Depuis peu s’y ajoutent des enjeux de santé : des études épidémiologiques ont en effet montré une corrélation entre un petit poids de naissance, signe de dénutrition in utero, et un risque accru d’obésité, de maladies cardiovasculaires, de diabète, d’hypertension ou de cancer à l’âge adulte. De même, plusieurs études laissent penser que l’alimentation des premiers mois de vie postnatale influe sur les risques ultérieurs d’obésité ou de diabète. L’exposition à certains nutriments (ou leur carence) dans la période périnatale laisse une « empreinte » métabolique qui aurait des conséquences sur la santé de l’adulte.
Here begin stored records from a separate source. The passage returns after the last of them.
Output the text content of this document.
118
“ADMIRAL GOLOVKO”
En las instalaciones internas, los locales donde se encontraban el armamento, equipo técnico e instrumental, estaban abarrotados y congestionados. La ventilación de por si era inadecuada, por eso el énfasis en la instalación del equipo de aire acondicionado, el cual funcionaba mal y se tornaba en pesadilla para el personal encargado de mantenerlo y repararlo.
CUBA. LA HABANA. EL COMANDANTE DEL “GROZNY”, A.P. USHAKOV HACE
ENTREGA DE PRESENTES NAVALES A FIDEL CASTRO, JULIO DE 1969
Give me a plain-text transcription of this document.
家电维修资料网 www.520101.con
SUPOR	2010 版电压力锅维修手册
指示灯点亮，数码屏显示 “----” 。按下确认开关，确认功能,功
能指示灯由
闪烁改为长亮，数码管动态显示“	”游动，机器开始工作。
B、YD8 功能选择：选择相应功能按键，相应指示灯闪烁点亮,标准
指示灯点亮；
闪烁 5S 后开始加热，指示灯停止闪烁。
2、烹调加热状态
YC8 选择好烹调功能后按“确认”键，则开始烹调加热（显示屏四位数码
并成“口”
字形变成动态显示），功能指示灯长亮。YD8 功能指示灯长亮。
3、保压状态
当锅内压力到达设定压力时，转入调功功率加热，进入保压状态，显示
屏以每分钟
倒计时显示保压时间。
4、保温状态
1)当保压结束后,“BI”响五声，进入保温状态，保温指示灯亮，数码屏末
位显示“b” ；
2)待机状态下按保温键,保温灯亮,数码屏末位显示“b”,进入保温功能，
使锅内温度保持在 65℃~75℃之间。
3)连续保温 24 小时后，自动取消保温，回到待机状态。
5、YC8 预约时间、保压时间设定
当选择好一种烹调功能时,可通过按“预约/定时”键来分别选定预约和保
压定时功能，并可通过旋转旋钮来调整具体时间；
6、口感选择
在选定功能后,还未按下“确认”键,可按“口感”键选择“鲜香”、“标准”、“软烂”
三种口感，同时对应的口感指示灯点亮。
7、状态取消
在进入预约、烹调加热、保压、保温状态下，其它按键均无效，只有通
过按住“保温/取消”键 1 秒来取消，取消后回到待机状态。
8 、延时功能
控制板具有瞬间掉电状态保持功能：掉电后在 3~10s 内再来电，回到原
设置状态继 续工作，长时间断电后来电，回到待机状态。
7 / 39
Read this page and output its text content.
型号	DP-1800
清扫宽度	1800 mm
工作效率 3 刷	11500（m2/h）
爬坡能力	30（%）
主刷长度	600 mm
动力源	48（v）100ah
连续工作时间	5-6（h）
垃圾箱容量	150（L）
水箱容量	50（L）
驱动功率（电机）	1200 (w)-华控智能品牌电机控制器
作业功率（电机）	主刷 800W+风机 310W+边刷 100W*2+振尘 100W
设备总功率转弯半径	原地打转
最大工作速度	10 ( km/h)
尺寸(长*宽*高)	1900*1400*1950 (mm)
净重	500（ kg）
Les mécanismes en jeu ne sont pas connus. Une équipe de neurophysiologistes de l’Inra de Nantes étudie actuellement la piste d’éventuelles modifications épigénétiques d’une partie de notre cerveau, l’hypothalamus, qui pourraient perturber à long terme la régulation de la prise alimentaire. Bien que l’alimentation précoce affecte la maturation de tous les organes, ses effets sur l’intestin, organeclé de la nutrition, sont mal connus. Ils sont abordés par une autre équipe de chercheurs.

Nous entamons sur ces thèmes des études expérimentales et cliniques grâce à la présence de néonatologistes dans notre unité de recherche. Il s’agit notamment de mesurer les conséquences de l’apport néonatal de plusieurs nutriments des laits maternels et artificiels : d’une part, le rôle des oligosaccharides, qui ont un impact majeur sur le côlon et sont spécifiques du lait humain ; d’autre part, le rôle de certaines protéines dont la teneur est renforcée dans les laits infantiles par rapport au lait maternel pour accélérer la croissance.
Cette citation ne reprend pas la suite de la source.